Malte a choisi de mettre en œuvre un plan budgétaire d'une durée de quatre ans. Ayant affiché un déficit public de 4,6% du PIB en 2023, l'île méditerranéenne fait partie des sept pays de l'UE faisant l'objet d'une procédure pour déficit excessif (EUROPE 13462/1, 13435/1). Elle entend réduire ce déficit à hauteur de 4,0% du PIB en 2024 pour atteindre 2,6% du PIB en 2028. La dette publique maltaise est largement inférieure au seuil réglementaire de 60% du PIB national, à hauteur de 47,3% du PIB en 2023, même si une remontée à hauteur de 50% du PIB est attendue à l'horizon 2026.
Les autorités maltaises tablent sur une croissance nette des dépenses publiques atteignant en moyenne 5,9% entre 2024 et 2028.
Danemark. Le Danemark s'attend à un surplus budgétaire jusqu'en 2027, notamment +1,9% du PIB en 2024, et à une dette publique qui déclinera de 33,6 à 31,5% du PIB entre 2023 et 2025. Le programme pluriannuel danois vise donc à préserver la bonne santé de ses finances publiques dans la durée.

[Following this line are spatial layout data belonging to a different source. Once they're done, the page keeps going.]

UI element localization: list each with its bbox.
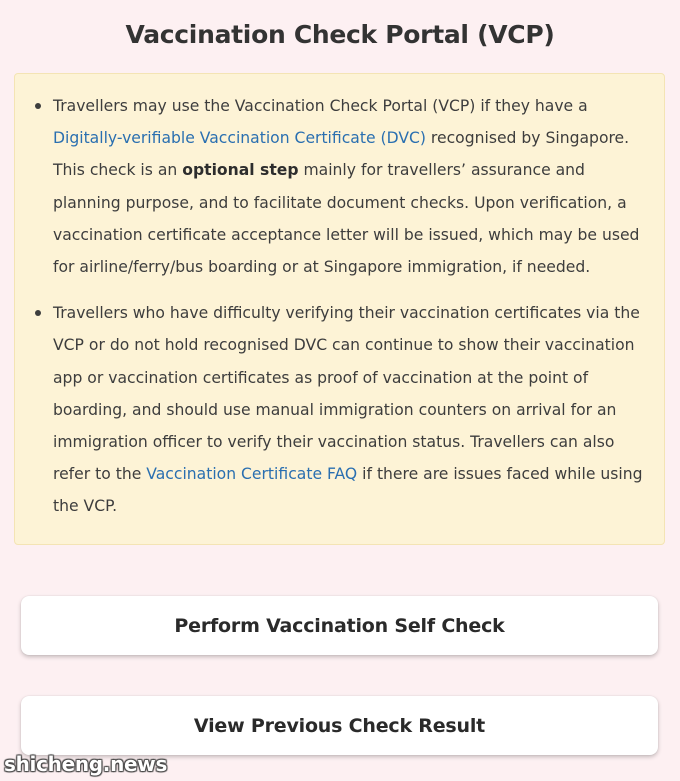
info-text: Travellers may use the Vaccination Check Portal (VCP) if they have a (53, 97, 588, 115)
perform-self-check-button[interactable]: Perform Vaccination Self Check (21, 596, 658, 655)
watermark: shicheng.news (4, 752, 168, 776)
dvc-link[interactable]: Digitally-verifiable Vaccination Certificate (DVC) (53, 129, 426, 148)
page-title: Vaccination Check Portal (VCP) (125, 20, 555, 49)
info-text: if there are issues faced while using the VCP. (53, 465, 643, 516)
optional-step-text: optional step (182, 161, 299, 180)
info-text: mainly for travellers’ assurance and planning purpose, and to facilitate document checks. Upon verification, a vaccination certificate acceptance letter will be issued, which may be used for airline/ferry/bus boarding or at Singapore immigration, if needed. (53, 161, 640, 277)
info-text: Travellers who have difficulty verifying their vaccination certificates via the VCP or do not hold recognised DVC can continue to show their vaccination app or vaccination certificates as proof of vaccination at the point of boarding, and should use manual immigration counters on arrival for an immigration officer to verify their vaccination status. Travellers can also refer to the (53, 304, 640, 484)
view-previous-result-button[interactable]: View Previous Check Result (21, 696, 658, 755)
vaccination-faq-link[interactable]: Vaccination Certificate FAQ (146, 465, 358, 484)
bullet-icon (35, 310, 41, 316)
info-item-difficulty (33, 297, 652, 522)
info-text: recognised by Singapore. This check is an (53, 129, 630, 180)
info-item-vcp-usage (33, 90, 652, 283)
bullet-icon (35, 103, 41, 109)
info-list (33, 90, 652, 523)
info-box (14, 73, 665, 545)
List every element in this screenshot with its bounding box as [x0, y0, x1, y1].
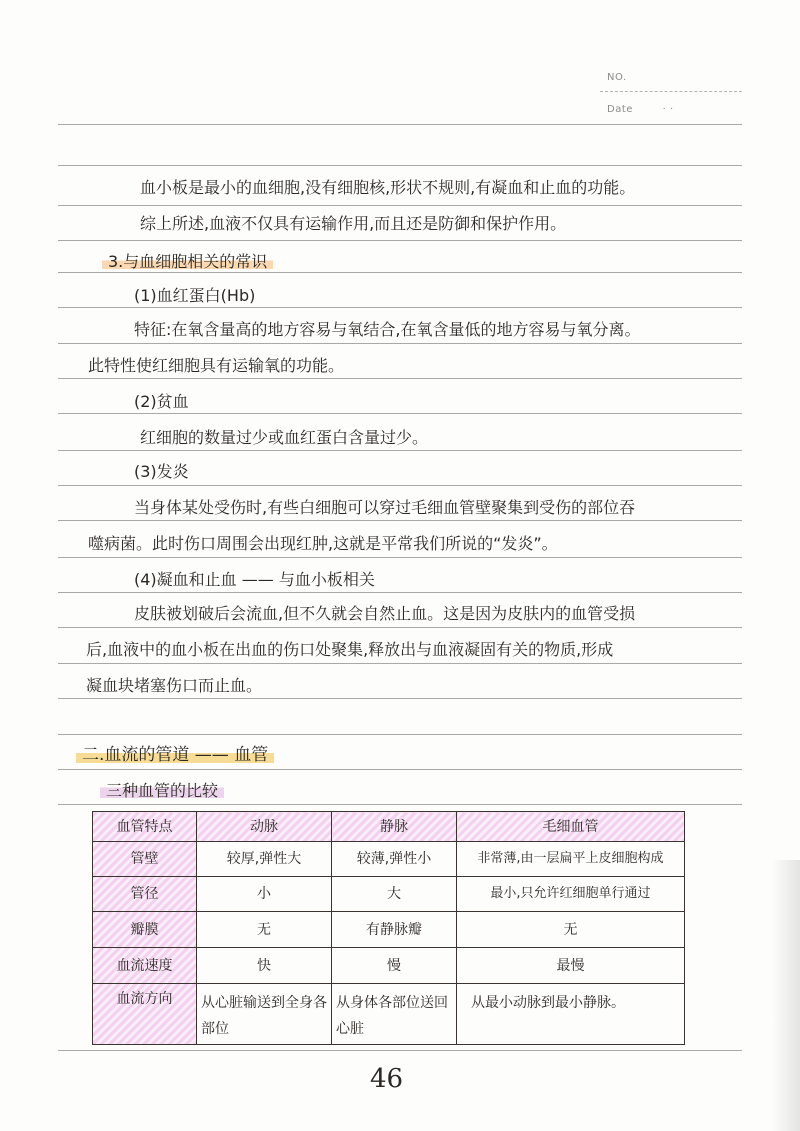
date-label — [607, 104, 674, 115]
row-header-cell: 管壁 — [93, 842, 197, 877]
text-line: (3)发炎 — [134, 462, 189, 481]
text-line: 噬病菌。此时伤口周围会出现红肿,这就是平常我们所说的“发炎”。 — [88, 534, 558, 553]
table-cell: 从身体各部位送回心脏 — [332, 984, 457, 1045]
text-line: 后,血液中的血小板在出血的伤口处聚集,释放出与血液凝固有关的物质,形成 — [86, 640, 614, 659]
table-cell: 最慢 — [457, 948, 685, 984]
header-cell: 毛细血管 — [457, 812, 685, 842]
ruled-line — [58, 378, 742, 379]
table-cell: 从最小动脉到最小静脉。 — [457, 984, 685, 1045]
ruled-line — [58, 485, 742, 486]
text-line: 血小板是最小的血细胞,没有细胞核,形状不规则,有凝血和止血的功能。 — [140, 178, 636, 197]
table-cell: 较厚,弹性大 — [197, 842, 332, 877]
table-cell: 非常薄,由一层扁平上皮细胞构成 — [457, 842, 685, 877]
table-header-row — [93, 812, 685, 842]
table-cell: 有静脉瓣 — [332, 912, 457, 948]
ruled-line — [58, 205, 742, 206]
table-row — [93, 948, 685, 984]
table-cell: 最小,只允许红细胞单行通过 — [457, 877, 685, 912]
ruled-line — [58, 272, 742, 273]
table-cell: 无 — [197, 912, 332, 948]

Les autorités danoises annoncent que la croissance nette des dépenses publiques atteindra 6,9% en 2024 et 4,8% en 2025, pour atteindre 3,4% en 2028.
La grande majorité des pays de la zone euro transmettront simultanément à l'échelon européen, d'ici au 15 octobre, leur plan budgétaire pluriannuel et leur projet de budget pour 2025, censé mettre en musique la première année dudit plan pluriannuel. Certains pays, comme la France et la Belgique, ont demandé plus de temps pour préparer leurs documents budgétaires en raison de la formation du gouvernement national.